LOUISVILLE, KY.- This summer, the Speed Art Museum presents Louisville’s Black Avant-Garde: Gloucester Caliman (G.C.) Coxe, the third installment of its signature exhibition series highlighting the founding artists of the Louisville Art Workshop – a 1960s, Black-led arts collective that shaped the art scene in Louisville by fostering community and advancing the careers of artists excluded from museums and galleries. The first major solo museum exhibition of experimental abstract artist Gloucester Caliman (G.C.) Coxe (1907-1999), Louisville’s Black Avant-Garde: Gloucester Caliman (G.C.) Coxe showcases works from throughout Coxe’s career alongside new art historical scholarship and is on view from June 7 through September 7, 2025.

Comprising nearly two dozen works, the retrospective examines Coxe’s artistic output over the course of his 40-year career, highlighting his experimental practice and the atypical materials and techniques used in his works.

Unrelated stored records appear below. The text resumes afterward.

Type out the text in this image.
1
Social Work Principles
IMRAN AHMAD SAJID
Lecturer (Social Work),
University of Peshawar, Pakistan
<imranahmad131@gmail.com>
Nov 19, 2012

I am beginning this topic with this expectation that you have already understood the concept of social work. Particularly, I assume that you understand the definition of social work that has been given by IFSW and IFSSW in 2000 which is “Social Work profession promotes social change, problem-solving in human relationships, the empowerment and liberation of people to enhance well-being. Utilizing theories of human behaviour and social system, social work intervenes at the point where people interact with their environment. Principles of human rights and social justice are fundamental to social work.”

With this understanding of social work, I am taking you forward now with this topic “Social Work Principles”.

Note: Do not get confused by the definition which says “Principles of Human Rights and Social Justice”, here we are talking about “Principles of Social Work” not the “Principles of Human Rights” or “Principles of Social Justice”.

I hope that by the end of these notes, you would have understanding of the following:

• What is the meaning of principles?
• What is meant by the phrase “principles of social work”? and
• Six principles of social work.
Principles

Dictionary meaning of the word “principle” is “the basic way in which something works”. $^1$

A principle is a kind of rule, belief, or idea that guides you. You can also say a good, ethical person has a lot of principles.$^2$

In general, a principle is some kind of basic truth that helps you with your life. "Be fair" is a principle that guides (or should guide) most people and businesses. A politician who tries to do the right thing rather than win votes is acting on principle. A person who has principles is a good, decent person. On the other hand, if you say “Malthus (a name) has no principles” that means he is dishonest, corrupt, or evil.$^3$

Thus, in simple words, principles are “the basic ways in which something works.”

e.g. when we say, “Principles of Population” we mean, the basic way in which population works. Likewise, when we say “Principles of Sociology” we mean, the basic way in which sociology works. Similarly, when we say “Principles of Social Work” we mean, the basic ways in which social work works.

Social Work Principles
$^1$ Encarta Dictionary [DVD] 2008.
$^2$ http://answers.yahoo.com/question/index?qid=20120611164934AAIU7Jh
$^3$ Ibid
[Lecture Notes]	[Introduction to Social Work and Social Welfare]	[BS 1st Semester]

Coxe frequently utilized wire, clay, and other materials to create sculptural elements and add three-dimensional effects to his paintings, including heavily layering paints to create a vibrant interplay of colors across his canvases. A nonconformist with an eye for fabrication, thanks to his training in carpentry and experience as a theatre set builder, Coxe was known to stretch his own canvases, mix his own colors, and build his own frames.

Louisville’s Black Avant-Garde: Gloucester Caliman (G.C.) Coxe marks not only the artist’s first major solo exhibition, but also the first presentation of Coxe’s work at the Speed, and the first time in decades—if ever—that many of the works in the exhibition are on public view. It primarily features work on loan from private collections, including those of Coxe’s close friends, alongside three works from the Speed’s permanent collection–two from Coxe’s Exodus series and one from his Still Life series. While an influential figure in Louisville’s artistic history with an underground following in the contemporary art market, Coxe’s works are hard to come by, as he was never represented by a commercial gallery. Accompanying the exhibition is a fully illustrated catalogue—the first publication exploring Coxe’s oeuvre in depth, featuring extensively researched and reproduced archival materials on his life and work, including past writings by fellow artist and friend Dr. Robert L. Douglas (1934-2023), as well as new writings commissioned by the Speed.

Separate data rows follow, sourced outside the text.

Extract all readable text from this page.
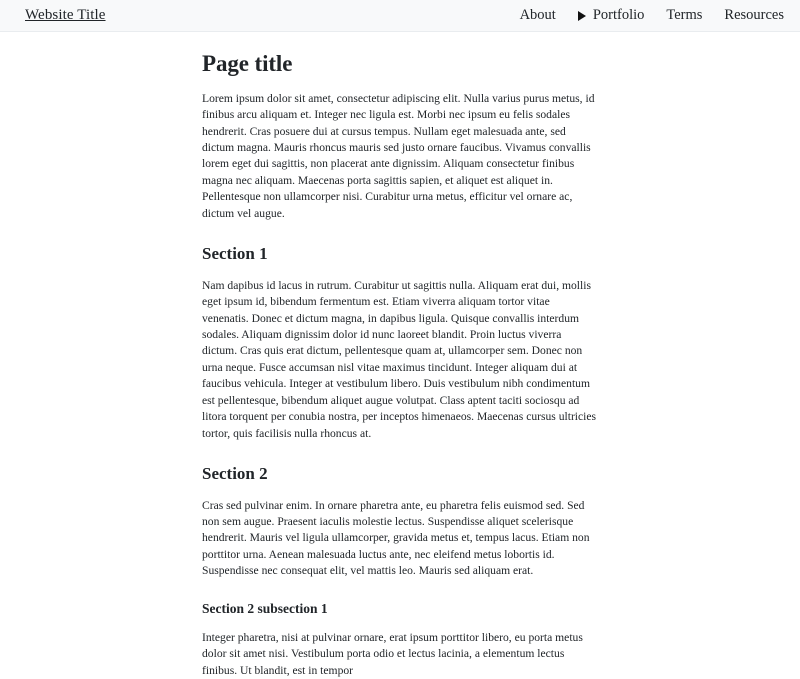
Website Title	About	Portfolio Terms Resources
Page title

Lorem ipsum dolor sit amet, consectetur adipiscing elit. Nulla varius purus metus, id finibus arcu aliquam et. Integer nec ligula est. Morbi nec ipsum eu felis sodales hendrerit. Cras posuere dui at cursus tempus. Nullam eget malesuada ante, sed dictum magna. Mauris rhoncus mauris sed justo ornare faucibus. Vivamus convallis lorem eget dui sagittis, non placerat ante dignissim. Aliquam consectetur finibus magna nec aliquam. Maecenas porta sagittis sapien, et aliquet est aliquet in. Pellentesque non ullamcorper nisi. Curabitur urna metus, efficitur vel ornare ac, dictum vel augue.

Section 1

Nam dapibus id lacus in rutrum. Curabitur ut sagittis nulla. Aliquam erat dui, mollis eget ipsum id, bibendum fermentum est. Etiam viverra aliquam tortor vitae venenatis. Donec et dictum magna, in dapibus ligula. Quisque convallis interdum sodales. Aliquam dignissim dolor id nunc laoreet blandit. Proin luctus viverra dictum. Cras quis erat dictum, pellentesque quam at, ullamcorper sem. Donec non urna neque. Fusce accumsan nisl vitae maximus tincidunt. Integer aliquam dui at faucibus vehicula. Integer at vestibulum libero. Duis vestibulum nibh condimentum est pellentesque, bibendum aliquet augue volutpat. Class aptent taciti sociosqu ad litora torquent per conubia nostra, per inceptos himenaeos. Maecenas cursus ultricies tortor, quis facilisis nulla rhoncus at.

Section 2

Cras sed pulvinar enim. In ornare pharetra ante, eu pharetra felis euismod sed. Sed non sem augue. Praesent iaculis molestie lectus. Suspendisse aliquet scelerisque hendrerit. Mauris vel ligula ullamcorper, gravida metus et, tempus lacus. Etiam non porttitor urna. Aenean malesuada luctus ante, nec eleifend metus lobortis id. Suspendisse nec consequat elit, vel mattis leo. Mauris sed aliquam erat.

Section 2 subsection 1

Integer pharetra, nisi at pulvinar ornare, erat ipsum porttitor libero, eu porta metus dolor sit amet nisi. Vestibulum porta odio et lectus lacinia, a elementum lectus finibus. Ut blandit, est in tempor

“G.C. Coxe was one of the leading members of Louisville’s thriving creative culture in the mid-20th century, and an incredible abstract experimentalist painter. He was a leader among his peers, a mentor to the next generation, and an innovative artist, and we’re proud to finally present the first retrospective of his works at the Speed Art Museum,” said Speed Art Museum Director Raphaela Platow. “This long-overdue exhibition brings together works from many different collections, demonstrating the breadth and depth of Coxe’s impact on Louisville’s artistic community as both a painter and a connector.”

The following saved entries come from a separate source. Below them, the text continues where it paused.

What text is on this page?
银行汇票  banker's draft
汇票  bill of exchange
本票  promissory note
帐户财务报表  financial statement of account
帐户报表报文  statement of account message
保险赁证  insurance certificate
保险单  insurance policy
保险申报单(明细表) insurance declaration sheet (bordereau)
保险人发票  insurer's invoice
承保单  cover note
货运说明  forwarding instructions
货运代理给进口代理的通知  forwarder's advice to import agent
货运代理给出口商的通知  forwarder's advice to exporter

After the dissipation of the Gallery Enterprises, an artist collective established in 1957 by luminaries Sam Gilliam and Bob Thompson among others, Coxe joined Fred and Anna Bond, alongside the late Professor Robert L. Douglas to create the Louisville Art Workshop in 1966. The Bonds generously provided the physical space in which artists like Coxe and others were able to make and exhibit their art. The Workshop, as it was called, offered a supportive forum for artists to hone their technical skills, network, and build audiences in a time when Black artists were denied access to museums and commercial galleries. Through a community-focused mindset, the group flourished with a progressive atmosphere that challenged the artistic and cultural norms of the time, and was notably one of the few racially integrated artistic groups of the period.

Coxe had a wide-ranging background in the arts before co-founding the Louisville Art Workshop. As a young child, he and his three brothers were taught the fundamentals of drawing by their father, who worked as a Presbyterian minister and school principal in addition to being an accomplished watercolorist. As an adult, Coxe made a living working as an illustrator at the Fort Knox Training Aid Center and as a display artist for the Lyric and Grand (Colored) Theaters. In 1955 at age forty-eight, he became one of the first Black artists to graduate with a degree in Fine Arts from the University of Louisville. Throughout his multifaceted career, Coxe served as a mentor to many of the younger members of the Louisville Art Workshop, including William Duffy and sculptor Ed Hamilton, earning Coxe the moniker “the Dean of African American artists in Louisville.”

“G.C. Coxe is an essential figure not only for his experimental works that pushed the boundaries of form and technique during his time, but also for his role as a trailblazer and mentor to his fellow artists. In his time as a founding member of the Louisville Art Workshop and in the decades beyond, Coxe helped to shape the creative landscape of Louisville and create opportunities for future generations of artists to flourish,” said Speed’s former Curator of African and Native American Collections fari nzinga. “His influence has made lasting ripples throughout our community, and it is an incredible honor to highlight his legacy through a major exhibition and publication.”

This presentation continues the Louisville’s Black Avant-Garde series’ efforts to contextualize the Louisville Art Workshop's historical importance and abiding impact on the cultural life of Louisville, building on the Speed’s efforts to highlight the diversity of Kentucky’s artistic traditions and showcase artists who have been historically underrepresented in the Museum’s collections. The series was inaugurated in June 2023 with a survey of artist, educator, and scholar Professor Robert L. Douglas, followed by sculptor, draftsman, and teacher William M. Duffy.

Louisville’s Black Avant-Garde: Gloucester Caliman (G.C.) Coxe is organized by the Speed Art Museum and curated by fari nzinga, former curator of African and Native American Collections at the Speed, with support from Sarah Battle, research curator at the Speed and formerly associate projects manager for academic programs and publications at the National Gallery of Art, whose oral history research project, Painting a Legacy: the Black Artistic Community in Louisville, 1950s-1970s, provided a scholarly foundation for the exhibition.